The latest EFSA review took into account additional evidence besides the Southampton study. The six colours, along with the preservative sodium benzoate, were shown by the Southampton study in September 2007 to increase hyperactivity in children. In March 2008 however, EFSA concluded that the Southampton data could not be used as a basis for altering the acceptable daily intake (ADI) of the respective food colours or sodium benzoate, largely because the additives had been administered in combinations so that effect could not be ascribed to individual colours.
Anna Glayzer, co-ordinator of the Food Commission's "Action on Additives" Campaign, which has been lobbying for a ban both in the UK and EU said, "That the Acceptable Daily Intakes have been lowered for three of the six colours shows once again that concerns are justified. From the point of view of the consumer however, it remains impossible to measure what quantity of any of these additives one is consuming as levels are not indicated on labels. These colours are totally unnecessary in foods. We continue to call for a mandatory ban.

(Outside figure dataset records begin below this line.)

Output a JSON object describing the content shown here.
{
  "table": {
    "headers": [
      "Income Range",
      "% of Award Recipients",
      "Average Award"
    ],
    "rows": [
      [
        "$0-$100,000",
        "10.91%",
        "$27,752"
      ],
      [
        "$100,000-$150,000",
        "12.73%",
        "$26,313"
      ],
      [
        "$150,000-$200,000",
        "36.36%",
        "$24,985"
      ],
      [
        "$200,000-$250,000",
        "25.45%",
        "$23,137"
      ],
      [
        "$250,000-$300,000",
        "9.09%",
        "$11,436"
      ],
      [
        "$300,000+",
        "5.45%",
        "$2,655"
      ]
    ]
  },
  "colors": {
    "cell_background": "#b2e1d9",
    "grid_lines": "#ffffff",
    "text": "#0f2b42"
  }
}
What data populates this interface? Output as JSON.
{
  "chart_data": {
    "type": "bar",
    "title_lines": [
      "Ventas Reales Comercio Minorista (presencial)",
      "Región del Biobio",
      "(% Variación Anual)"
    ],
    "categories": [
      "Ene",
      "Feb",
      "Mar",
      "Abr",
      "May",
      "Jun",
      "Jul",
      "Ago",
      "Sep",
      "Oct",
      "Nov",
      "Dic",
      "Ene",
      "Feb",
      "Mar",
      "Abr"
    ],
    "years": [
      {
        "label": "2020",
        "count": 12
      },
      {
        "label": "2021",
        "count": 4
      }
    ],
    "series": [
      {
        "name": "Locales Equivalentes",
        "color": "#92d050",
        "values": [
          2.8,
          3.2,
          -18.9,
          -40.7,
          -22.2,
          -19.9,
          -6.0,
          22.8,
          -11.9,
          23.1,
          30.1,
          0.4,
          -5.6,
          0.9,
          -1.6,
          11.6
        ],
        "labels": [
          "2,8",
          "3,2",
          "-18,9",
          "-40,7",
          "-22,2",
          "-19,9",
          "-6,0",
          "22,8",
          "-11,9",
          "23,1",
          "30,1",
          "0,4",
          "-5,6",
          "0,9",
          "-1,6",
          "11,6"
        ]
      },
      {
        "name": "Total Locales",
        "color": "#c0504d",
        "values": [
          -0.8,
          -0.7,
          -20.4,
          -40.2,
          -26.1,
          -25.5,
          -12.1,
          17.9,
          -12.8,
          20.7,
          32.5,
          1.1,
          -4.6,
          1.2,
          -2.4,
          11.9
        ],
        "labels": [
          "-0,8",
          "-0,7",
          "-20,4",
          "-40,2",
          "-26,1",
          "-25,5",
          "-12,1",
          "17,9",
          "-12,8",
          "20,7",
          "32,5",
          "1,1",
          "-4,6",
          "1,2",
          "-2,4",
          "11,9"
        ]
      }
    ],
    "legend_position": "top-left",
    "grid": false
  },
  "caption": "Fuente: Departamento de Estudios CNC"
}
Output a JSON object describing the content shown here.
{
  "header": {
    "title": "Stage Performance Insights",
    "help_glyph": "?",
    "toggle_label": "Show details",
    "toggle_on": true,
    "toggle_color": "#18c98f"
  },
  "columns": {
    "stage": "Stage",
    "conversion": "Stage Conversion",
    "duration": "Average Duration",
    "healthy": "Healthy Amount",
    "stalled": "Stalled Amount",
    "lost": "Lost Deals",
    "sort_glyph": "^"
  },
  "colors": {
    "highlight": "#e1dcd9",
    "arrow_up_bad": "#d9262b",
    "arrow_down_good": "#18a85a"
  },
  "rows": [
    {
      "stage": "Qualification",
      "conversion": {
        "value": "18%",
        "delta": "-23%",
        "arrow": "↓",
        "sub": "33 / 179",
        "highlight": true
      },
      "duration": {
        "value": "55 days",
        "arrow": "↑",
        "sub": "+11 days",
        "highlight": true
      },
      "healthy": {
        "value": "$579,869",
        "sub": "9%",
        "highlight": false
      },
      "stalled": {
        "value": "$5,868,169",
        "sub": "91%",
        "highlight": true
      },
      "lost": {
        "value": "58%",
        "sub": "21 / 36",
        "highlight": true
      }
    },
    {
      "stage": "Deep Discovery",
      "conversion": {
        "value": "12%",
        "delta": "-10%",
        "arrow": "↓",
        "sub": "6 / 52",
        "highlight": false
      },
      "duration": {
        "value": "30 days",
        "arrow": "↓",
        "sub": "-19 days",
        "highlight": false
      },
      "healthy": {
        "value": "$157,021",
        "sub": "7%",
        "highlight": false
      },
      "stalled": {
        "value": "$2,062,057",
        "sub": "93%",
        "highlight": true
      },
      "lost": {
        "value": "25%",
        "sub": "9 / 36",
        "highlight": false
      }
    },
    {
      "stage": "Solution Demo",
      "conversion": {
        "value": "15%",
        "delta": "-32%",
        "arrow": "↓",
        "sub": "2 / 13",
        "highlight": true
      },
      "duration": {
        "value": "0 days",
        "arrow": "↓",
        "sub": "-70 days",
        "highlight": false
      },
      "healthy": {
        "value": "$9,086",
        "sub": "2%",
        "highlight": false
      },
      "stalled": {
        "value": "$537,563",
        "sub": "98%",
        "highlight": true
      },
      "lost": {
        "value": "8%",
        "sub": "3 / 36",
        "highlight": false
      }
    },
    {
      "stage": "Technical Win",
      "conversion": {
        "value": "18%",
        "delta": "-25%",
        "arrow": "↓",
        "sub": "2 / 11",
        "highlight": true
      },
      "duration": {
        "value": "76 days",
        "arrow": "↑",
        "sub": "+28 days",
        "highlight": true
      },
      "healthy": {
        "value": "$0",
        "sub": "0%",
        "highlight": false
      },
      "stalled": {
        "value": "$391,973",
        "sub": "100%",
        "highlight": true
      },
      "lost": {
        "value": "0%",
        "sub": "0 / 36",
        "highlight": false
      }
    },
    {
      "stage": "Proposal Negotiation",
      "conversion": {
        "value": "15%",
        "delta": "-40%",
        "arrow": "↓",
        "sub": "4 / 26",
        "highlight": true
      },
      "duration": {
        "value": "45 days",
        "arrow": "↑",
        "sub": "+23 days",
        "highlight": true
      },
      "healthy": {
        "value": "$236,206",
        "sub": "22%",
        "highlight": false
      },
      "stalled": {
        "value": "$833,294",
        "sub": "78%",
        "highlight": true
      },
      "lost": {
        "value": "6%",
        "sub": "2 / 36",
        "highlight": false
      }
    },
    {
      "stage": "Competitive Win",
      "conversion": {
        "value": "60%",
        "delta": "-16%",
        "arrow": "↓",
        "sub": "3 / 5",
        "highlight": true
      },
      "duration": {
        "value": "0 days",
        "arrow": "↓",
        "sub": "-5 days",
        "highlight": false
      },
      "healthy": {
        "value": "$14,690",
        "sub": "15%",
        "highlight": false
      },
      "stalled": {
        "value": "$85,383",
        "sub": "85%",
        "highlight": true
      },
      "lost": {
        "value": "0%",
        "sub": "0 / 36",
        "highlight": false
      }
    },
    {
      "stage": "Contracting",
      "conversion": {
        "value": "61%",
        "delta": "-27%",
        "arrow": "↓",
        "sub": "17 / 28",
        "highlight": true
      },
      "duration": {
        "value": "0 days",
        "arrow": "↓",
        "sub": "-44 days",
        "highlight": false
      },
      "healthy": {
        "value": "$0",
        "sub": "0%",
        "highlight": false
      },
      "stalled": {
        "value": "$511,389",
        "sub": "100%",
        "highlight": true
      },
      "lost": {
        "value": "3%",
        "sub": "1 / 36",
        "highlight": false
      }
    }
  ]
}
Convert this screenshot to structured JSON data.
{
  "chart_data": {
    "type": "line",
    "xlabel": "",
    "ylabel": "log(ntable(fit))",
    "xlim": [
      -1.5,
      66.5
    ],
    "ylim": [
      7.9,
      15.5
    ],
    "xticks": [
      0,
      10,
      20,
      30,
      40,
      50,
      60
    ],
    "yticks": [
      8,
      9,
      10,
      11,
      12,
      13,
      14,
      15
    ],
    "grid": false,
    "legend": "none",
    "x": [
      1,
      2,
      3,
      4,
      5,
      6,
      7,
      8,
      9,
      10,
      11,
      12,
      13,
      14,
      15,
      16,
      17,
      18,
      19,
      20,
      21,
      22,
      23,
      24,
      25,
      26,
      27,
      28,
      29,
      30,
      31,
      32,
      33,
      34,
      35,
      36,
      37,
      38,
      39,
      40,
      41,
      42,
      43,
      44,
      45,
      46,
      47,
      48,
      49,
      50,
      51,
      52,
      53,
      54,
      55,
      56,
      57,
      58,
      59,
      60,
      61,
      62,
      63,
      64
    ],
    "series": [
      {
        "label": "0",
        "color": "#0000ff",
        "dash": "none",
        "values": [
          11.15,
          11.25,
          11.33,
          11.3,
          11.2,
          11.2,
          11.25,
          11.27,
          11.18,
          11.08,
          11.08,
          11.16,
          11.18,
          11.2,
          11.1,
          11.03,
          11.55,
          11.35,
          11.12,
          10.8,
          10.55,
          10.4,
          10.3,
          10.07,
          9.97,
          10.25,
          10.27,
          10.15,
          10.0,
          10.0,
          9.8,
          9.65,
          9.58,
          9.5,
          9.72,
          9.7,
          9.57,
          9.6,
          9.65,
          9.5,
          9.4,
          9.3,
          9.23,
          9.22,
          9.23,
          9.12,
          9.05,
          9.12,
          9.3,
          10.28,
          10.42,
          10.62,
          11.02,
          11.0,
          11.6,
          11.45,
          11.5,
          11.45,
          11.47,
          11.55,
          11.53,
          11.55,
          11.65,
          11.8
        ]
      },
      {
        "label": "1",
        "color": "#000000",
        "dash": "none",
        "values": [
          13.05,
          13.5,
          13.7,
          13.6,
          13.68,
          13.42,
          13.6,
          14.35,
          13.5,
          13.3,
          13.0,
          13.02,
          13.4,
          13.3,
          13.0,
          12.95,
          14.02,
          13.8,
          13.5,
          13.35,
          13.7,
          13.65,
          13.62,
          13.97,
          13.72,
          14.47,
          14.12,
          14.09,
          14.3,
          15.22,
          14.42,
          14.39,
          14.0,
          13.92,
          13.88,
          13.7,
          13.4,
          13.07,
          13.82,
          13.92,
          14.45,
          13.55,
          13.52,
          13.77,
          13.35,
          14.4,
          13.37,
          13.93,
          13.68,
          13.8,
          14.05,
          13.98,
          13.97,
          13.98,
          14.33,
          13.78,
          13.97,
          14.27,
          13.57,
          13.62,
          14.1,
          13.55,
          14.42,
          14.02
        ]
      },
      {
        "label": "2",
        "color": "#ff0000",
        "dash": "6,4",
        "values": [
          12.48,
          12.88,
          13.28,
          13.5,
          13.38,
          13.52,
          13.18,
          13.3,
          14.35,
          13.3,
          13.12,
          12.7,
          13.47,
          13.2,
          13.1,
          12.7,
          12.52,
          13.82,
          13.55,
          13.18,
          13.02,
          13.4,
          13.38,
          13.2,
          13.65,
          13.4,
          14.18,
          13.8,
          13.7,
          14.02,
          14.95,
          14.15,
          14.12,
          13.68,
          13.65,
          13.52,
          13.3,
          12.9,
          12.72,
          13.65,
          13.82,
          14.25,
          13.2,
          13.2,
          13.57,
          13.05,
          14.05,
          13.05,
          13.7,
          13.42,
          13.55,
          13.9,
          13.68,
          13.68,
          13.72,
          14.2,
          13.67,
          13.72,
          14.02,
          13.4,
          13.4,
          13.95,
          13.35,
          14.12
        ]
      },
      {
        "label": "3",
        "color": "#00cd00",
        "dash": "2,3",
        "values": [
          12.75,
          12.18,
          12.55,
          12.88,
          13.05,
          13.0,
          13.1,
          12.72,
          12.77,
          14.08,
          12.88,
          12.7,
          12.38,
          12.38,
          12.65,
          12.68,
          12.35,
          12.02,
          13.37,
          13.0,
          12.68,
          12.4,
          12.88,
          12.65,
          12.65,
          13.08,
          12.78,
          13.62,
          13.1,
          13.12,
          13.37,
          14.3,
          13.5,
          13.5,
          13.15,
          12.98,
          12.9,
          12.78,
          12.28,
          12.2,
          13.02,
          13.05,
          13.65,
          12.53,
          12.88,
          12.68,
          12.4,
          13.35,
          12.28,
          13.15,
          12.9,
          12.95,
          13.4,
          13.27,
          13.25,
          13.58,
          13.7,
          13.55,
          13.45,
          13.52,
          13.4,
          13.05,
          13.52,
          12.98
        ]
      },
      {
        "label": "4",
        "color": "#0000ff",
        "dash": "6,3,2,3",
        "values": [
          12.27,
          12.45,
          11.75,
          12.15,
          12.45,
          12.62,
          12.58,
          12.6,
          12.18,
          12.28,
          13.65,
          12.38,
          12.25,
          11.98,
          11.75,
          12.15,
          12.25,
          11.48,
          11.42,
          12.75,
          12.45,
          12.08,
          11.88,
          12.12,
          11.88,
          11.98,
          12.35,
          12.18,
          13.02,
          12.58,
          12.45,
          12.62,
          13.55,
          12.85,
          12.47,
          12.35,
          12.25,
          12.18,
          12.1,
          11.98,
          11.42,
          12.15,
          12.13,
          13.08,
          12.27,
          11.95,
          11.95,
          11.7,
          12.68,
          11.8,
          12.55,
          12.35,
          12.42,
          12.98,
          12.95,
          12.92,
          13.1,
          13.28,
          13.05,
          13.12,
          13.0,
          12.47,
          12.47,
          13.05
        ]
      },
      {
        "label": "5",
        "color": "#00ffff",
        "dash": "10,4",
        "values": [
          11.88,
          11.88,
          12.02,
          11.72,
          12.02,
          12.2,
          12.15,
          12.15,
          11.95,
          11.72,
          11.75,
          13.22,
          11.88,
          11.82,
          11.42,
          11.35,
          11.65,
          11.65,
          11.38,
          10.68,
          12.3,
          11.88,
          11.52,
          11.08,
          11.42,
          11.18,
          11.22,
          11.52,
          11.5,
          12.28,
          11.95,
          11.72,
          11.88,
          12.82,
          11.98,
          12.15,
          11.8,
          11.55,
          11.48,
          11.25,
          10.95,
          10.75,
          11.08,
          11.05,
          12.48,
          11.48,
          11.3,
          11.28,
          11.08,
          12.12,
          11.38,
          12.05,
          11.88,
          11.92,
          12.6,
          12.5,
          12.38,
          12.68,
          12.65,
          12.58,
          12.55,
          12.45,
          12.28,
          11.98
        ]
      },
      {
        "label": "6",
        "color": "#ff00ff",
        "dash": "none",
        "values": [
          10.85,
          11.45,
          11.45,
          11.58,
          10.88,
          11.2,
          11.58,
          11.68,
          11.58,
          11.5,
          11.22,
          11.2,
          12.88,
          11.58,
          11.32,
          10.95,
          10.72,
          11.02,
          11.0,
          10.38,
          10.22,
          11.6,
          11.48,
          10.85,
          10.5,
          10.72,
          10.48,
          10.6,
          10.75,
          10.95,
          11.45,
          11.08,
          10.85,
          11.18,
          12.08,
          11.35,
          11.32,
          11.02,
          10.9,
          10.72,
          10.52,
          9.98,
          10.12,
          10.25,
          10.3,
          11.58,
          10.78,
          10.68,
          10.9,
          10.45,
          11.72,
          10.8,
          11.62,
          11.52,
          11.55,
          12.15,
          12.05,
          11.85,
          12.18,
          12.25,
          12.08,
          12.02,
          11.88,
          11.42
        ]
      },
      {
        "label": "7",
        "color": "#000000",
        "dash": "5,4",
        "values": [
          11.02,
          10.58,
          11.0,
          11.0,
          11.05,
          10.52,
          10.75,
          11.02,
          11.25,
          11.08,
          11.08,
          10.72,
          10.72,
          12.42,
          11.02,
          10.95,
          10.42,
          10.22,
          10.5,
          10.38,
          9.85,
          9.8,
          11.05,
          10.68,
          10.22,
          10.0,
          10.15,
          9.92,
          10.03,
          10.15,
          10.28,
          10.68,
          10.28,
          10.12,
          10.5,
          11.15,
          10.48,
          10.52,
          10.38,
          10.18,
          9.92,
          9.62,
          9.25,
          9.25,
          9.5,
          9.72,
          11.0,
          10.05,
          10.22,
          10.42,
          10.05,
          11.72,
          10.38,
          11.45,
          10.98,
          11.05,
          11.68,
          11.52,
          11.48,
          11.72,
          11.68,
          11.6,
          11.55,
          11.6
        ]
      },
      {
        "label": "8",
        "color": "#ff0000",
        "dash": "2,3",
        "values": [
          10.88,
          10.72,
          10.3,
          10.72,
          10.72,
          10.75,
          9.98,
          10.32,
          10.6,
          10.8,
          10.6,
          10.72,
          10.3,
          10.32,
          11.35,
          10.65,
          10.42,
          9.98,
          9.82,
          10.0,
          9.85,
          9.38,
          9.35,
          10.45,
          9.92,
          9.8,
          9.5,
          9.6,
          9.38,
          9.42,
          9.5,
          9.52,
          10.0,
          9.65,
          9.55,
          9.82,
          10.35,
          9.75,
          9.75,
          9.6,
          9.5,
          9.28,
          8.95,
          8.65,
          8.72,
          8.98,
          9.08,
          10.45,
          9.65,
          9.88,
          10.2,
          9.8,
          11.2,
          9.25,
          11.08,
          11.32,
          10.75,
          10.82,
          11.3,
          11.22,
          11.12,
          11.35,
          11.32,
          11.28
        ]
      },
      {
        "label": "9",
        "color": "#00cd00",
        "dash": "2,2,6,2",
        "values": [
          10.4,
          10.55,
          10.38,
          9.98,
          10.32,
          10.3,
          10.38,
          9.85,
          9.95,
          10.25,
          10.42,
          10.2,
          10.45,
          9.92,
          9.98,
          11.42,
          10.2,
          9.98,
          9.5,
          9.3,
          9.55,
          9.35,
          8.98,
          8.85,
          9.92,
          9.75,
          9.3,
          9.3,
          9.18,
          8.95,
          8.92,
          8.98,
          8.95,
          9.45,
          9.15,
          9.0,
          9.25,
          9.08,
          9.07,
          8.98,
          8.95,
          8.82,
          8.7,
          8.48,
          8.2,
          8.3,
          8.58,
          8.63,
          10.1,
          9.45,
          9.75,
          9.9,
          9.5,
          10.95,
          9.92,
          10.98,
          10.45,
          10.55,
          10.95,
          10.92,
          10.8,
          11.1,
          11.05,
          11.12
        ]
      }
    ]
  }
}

In April 2008 the UK Food Standards Agency called for a 'voluntary ban' on the six colours by the end of 2009 and for mandatory action at a European level. In July 2008 the European Parliament voted in favour of labelling foods containing the six food colours with the words "may have an adverse effect on activity and attention in children." The warning labels are expected to start to appear in mid 2010.